“What Can the Watchmen Director’s Cut Fix? What Can’t It Fix?”: These are the questions asked by the headline of this article at Film.com. If by “director’s cut” they mean a new edit of the movie by the director, then I answer, “Not much.” If by “director’s cut” they mean completely cutting the director out of the equations, then I answer, “Everything.” Ha ha ha ha ha ha! Oh, how I amuse myself…
“When it comes to going meta, Grant Morrison has nothing on Adam Warren…and he’s now doing wonders exploring each of the characters, giving them shades and dimensions that I, for one, didn’t think they’d ever have when this started”: I like Johnny Bacardi’s “Confessions of a Spinner Rack Junkie” reviews because they’re not a strictly week-by-week thing, but include book released over a period of a couple weeks. That helps give readers a greater sense of the strengths and weaknesses of individual issues in relation to one another in a much larger pool of books than one normally sees in this types of features. Well, that’s one of the reasons I like Bacardi’s reviews. In addition to, you know, Bacardi being a good writer and comic critic, of course. That quote refers to the fifth volume of Warren’s knockout Empowered series, by the way.
Can Evan Dorkin sell ice to Eskimos?: I don’t know, but he can certainly sell comics to me. Of course, selling me a Dorkin/Jill Thompson comic isn’t all that big of a challenge. Check out his aggressive pitching for Beasts of Burden here.
“Listen, if these dudes are going to keep getting themselves into improbable pickles, they should be the ones to carry around dozens of spears that are each designed to be useful in only one, very specific situation”: Slate.com has a video slideshow essay thingee, complete with eight clips from the cartoon, about the Greatest War Of All Time—The mid-‘80s conflict between G.I. Joe and Cobra, a war which was not only totally awesome, but in which not a single combatant died. How were casualties completely, miraculously avoided?

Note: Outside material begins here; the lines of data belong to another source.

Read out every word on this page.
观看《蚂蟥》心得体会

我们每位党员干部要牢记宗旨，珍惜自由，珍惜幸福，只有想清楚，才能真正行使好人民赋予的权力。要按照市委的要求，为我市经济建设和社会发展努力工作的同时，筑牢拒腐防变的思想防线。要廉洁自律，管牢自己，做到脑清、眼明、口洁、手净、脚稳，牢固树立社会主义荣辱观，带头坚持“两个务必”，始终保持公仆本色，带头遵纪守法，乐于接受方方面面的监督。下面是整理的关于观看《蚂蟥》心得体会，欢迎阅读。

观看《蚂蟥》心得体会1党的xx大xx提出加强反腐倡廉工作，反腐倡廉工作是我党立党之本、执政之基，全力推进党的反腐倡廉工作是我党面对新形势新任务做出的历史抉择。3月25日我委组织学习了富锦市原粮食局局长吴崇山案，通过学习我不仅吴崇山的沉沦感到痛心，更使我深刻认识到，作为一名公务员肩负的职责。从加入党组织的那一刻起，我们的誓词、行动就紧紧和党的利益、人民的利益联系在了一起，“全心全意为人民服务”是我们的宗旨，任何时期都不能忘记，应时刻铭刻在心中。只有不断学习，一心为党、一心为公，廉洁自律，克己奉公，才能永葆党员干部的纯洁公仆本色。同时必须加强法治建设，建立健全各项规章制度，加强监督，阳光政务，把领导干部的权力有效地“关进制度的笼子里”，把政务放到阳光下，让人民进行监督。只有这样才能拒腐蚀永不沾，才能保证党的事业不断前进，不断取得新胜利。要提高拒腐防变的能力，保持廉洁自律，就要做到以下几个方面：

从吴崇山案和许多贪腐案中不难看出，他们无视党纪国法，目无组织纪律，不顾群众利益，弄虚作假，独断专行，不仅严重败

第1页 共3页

That’s the subject of the piece, sub-titled “Wonderfully absurd escapes from mortal danger in the original G.I. Joe cartoon.” It’s worth watching just to see Snake Eyes in a dress and Boy George-looking hat and wig ensemble. And the bit with Timber at the end. We’re going to be seeing a lot of articles like this over the course of the next month, aren’t we?
“Staring at my navel lets me hear the quiet inner voice that’s too often drowned out by other daily activities, like staring at my face or biceps”: Colbert Report writer Glenn Eichler contributes a column all about navel-gazing to the New York Times. What does that have to do with comics, other than, of course, navel-gazing being a popular subject for comics? Eichler is also a graphic novel-writer, although his first effort won’t be published until this fall. It’s called Stuffed, it’s drawn by Nick Bertozzi, its beign published by First Second, and I’m going to go ahead and hazard a guess that it’s going to be pretty good, since Bertozzi never really draws any bad pictures and First Second doesn’t really publish any bad books.
July 8th, 2009 at 9:48 am
I gotta agree with you Caleb… I don’t see how a “director’s cut” is going to somehow make Watchmen a better movie. I didn’t hae everything about it, just a lot of it. I was really looking forward to it, but I feel like they missed the mark on so many aspects. For a film that was so slavish in its devotion to the text, it made some really strange detours into areas the book didn’t. And it seemed to wallow in its show of violence, to the point where it almost seemed to be glorifying it at times.
I was under the impression that it was just going to be a longer movie on DVD, showing things the movie didn’t (Hollis Mason’s death, the guy at the newsstand and the kid reading the comic, etc.). I don’t fault people for liking the movie, but I have no desire to sit through it again, let alone an even longer version.
Then again, the director’s cut of Daredevil is an actual improvement over the theatrical version. It’s still not a great movie by any stretch, but certainly better. I found a used copy of the director’s cut for about $5 and was pleasantly surprised.